Edgar Rice Burroughs: The Efficiency Expert


After Jimmy had received his check and was about to leave, a couple of men approached him.

"We seen that little mix-up in there," said one of them. "You handle your mitts like you been there before."

"Yes," said Jimmy, smiling, "I've had a little experience in the manly art of self-defense."

The two men were sizing him up.

"Feinheimer can you?" asked one of them. Jimmy nodded affirmatively. "Got anything else in view?"

"No," said Jimmy.

"How'd you like a job as one of Brophy's sparring partners?"

"I wouldn't mind," said Jimmy. "What is there in it?"

They named a figure that was entirely satisfactory to Jimmy.

"Come over the day after Christmas," he was told, "and we'll give you a trial."
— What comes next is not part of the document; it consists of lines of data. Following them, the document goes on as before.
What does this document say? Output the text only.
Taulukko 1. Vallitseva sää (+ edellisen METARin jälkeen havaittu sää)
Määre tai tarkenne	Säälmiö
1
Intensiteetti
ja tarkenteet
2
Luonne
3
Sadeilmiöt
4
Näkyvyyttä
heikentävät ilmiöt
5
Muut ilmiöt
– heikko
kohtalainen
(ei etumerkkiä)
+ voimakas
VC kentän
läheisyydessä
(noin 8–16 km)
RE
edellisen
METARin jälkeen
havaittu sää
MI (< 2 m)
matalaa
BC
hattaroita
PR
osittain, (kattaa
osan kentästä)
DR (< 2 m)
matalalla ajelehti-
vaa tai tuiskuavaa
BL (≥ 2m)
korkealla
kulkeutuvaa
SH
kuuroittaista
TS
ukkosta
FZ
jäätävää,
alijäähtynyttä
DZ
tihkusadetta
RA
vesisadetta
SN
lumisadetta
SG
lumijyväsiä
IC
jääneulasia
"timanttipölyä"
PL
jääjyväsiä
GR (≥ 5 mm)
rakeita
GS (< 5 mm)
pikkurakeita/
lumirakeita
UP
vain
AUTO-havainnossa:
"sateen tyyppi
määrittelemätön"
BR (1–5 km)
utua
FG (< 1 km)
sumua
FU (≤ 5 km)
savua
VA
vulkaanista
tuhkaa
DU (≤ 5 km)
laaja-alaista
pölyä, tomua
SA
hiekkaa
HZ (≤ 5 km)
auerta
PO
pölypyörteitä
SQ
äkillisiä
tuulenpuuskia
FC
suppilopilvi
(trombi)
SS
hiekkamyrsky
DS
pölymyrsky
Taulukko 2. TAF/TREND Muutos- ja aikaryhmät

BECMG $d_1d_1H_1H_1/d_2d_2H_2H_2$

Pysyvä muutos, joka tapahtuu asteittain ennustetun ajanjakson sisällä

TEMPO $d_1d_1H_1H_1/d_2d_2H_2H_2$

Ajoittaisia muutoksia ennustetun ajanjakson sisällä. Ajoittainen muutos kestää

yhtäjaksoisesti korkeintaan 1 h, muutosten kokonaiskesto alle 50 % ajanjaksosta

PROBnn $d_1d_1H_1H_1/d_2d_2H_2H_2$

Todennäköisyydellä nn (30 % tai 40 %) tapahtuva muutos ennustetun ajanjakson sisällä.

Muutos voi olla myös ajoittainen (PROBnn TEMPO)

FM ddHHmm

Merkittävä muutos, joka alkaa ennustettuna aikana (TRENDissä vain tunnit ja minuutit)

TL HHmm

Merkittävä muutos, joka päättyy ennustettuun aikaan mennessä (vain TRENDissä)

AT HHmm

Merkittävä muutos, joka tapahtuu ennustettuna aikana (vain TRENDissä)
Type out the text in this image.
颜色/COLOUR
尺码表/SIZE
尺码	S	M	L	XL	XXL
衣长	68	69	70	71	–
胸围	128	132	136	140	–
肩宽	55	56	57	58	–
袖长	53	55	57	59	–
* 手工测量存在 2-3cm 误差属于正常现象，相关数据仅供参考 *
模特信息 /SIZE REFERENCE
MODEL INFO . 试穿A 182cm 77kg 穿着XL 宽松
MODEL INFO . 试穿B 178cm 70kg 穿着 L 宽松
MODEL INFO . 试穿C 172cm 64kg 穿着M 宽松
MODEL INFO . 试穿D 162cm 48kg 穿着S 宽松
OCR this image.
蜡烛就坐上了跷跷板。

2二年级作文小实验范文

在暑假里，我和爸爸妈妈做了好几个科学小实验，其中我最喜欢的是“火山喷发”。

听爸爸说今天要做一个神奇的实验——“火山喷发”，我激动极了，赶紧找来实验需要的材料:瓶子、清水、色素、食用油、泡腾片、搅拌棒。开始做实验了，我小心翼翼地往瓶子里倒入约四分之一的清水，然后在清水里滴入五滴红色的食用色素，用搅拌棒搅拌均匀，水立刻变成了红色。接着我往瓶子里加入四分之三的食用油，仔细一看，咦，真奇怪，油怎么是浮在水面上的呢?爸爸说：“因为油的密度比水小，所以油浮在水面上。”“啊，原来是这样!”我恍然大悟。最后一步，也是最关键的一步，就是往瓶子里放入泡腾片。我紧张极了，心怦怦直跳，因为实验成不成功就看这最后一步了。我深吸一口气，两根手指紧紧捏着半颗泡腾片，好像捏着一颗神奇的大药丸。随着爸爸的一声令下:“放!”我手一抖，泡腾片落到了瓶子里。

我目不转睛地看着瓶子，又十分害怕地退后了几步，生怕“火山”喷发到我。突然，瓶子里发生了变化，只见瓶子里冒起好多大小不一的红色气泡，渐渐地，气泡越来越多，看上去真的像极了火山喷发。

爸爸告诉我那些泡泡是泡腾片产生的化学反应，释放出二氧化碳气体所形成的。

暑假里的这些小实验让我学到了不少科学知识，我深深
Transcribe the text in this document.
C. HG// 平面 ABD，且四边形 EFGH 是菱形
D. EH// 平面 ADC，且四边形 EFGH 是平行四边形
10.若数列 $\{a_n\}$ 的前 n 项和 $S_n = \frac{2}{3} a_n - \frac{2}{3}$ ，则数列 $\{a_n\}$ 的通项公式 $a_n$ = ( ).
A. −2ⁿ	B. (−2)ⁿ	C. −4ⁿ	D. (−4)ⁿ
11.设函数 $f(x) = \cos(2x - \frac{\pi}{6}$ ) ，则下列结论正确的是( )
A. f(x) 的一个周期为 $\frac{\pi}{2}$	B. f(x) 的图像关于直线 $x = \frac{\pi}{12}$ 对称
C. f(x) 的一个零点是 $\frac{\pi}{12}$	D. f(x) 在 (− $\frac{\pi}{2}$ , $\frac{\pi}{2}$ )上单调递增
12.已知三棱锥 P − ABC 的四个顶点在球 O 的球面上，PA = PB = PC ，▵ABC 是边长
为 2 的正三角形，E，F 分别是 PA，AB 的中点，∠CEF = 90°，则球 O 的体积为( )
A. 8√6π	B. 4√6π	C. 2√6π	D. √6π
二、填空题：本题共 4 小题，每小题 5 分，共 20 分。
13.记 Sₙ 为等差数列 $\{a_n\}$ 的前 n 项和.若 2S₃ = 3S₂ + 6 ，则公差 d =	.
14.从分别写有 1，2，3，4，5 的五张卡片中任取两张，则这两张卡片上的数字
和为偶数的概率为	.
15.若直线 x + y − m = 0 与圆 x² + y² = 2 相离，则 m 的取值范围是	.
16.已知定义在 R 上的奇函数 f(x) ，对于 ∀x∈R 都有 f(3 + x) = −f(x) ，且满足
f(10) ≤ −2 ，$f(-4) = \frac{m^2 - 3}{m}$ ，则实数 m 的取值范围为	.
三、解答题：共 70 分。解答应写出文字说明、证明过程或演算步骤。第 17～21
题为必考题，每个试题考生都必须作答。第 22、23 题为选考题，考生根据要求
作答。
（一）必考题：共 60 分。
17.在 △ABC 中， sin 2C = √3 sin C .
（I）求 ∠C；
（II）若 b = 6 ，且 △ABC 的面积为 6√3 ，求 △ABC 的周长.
"I wonder," thought Jimmy as he started for home, "if I have gone up a notch in the social scale or down a notch? From the view-point of the underworld a pug occupies a more exalted position than a waiter; but-- oh, well, a job's a job, and at least I won't have to look at that greasy Feinheimer all day."

At ten o'clock Monday Jimmy was at Young Brophy's training quarters, for, although he had not forgotten Harriet Holden's invitation, he had never seriously considered availing himself of her offer to help him to a better position. While he had not found it difficult to accept the rough friendship and assistance of the Lizard, the idea of becoming an object of "charity," as he considered it, at the hands of a girl in the same walk of life as that to which he belonged was intolerable.